If you have credit issues or you do not have a credit history of your own, there are loan programs backed by the government that are flexible on credit and even exempt you from waiting periods associated with bankruptcy or foreclosure.
These type of loans, which you can have access to through the FHA and USDA, allow you to create a credit history through other sources such as the bills you pay monthly - rent, utilities, and insurance premium payments, given that you have a minimum of a year in good standing on those accounts.
4. Use your first-time home buyer status to your advantage.
The U.S. Department of Housing and Urban Development (HUD) has a reference guide which you can check if you qualify as a first-time homebuyer.

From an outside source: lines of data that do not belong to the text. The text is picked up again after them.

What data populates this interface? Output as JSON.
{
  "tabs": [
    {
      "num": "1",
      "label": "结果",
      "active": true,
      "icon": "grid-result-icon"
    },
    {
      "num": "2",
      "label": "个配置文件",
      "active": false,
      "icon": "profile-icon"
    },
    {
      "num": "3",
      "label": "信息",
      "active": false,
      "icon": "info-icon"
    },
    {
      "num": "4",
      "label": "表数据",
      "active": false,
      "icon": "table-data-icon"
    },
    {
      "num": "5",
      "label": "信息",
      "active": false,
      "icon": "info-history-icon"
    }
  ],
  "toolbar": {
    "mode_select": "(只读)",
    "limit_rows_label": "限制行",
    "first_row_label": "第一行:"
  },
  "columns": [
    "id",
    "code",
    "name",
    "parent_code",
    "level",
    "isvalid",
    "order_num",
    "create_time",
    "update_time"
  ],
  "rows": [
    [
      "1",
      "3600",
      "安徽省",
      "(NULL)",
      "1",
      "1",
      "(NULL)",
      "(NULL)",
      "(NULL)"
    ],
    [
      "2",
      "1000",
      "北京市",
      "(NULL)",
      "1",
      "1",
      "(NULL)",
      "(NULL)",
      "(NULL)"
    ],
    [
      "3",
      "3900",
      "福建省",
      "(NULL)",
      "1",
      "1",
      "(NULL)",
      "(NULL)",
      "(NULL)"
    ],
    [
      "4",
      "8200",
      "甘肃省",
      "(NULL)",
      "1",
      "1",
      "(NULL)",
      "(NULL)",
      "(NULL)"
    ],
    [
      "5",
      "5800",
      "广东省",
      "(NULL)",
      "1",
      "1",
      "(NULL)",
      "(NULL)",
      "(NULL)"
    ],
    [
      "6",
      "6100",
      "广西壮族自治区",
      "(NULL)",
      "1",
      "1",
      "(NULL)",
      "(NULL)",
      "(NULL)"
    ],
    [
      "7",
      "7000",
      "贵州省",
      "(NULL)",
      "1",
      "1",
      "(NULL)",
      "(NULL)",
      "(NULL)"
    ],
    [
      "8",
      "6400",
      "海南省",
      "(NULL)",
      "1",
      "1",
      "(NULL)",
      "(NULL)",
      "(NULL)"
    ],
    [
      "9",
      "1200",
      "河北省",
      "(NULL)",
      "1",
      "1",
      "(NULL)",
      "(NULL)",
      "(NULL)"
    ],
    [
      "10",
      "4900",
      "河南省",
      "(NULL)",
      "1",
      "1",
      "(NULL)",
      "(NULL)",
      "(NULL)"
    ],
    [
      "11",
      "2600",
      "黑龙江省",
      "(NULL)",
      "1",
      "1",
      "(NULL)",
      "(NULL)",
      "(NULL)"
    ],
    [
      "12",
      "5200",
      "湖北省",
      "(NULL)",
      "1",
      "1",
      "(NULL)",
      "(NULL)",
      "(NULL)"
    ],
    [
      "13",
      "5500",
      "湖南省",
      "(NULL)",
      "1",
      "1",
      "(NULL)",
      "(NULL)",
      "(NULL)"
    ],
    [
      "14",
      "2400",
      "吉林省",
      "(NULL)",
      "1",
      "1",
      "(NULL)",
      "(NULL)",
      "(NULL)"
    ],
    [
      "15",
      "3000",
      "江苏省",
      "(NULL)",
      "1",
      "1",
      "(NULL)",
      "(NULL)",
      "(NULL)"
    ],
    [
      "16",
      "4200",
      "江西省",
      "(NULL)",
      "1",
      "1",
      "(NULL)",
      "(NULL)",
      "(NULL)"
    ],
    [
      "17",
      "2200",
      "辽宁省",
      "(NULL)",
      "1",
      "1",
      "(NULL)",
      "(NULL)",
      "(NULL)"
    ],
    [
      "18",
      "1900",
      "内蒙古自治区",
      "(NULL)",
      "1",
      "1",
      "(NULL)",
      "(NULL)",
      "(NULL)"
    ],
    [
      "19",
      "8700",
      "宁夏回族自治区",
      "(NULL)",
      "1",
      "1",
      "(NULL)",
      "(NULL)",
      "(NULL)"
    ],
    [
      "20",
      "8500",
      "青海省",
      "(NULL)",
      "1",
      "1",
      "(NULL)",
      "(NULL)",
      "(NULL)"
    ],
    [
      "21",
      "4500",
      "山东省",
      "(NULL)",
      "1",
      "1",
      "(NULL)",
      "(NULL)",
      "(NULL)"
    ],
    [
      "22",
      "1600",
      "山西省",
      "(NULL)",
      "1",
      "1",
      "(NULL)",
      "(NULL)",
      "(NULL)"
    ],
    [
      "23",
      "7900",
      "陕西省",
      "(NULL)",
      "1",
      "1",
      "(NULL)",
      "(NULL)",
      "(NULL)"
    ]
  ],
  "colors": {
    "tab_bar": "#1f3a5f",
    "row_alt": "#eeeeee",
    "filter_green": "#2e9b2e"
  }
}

If you qualify as one, hone in on HUD’s resource list so you can familiarize yourself with organizations certified by HUD to grant assistance to first-time homebuyers. Take note that there are also tax benefits for being a homebuyer (whether it’s your first time or not) such as deductions on home mortgage interest and loan origination fees.
5. Make a list of your family’s preferences in a home.
Time is another valuable resource, and you can save so much of it when you make a list of preferences for your home. How many bedrooms does your family need? Are schools and hospitals within the area? Does it have to be near your workplace?
Carefully assess what you need in a home based on your family’s lifestyle, and make sure to include your children if they’re old enough to help you decide. This doesn’t mean that you have to consult them every time you look at a home - just make sure that you show them their new potential home before you make your final decision to purchase it. Kids are often averse to change, especially if you’re relocating to a place they’re not familiar with, so it’s always best to make sure they’re more excited than scared. Having them weigh in on your decisions will be really helpful in the long run.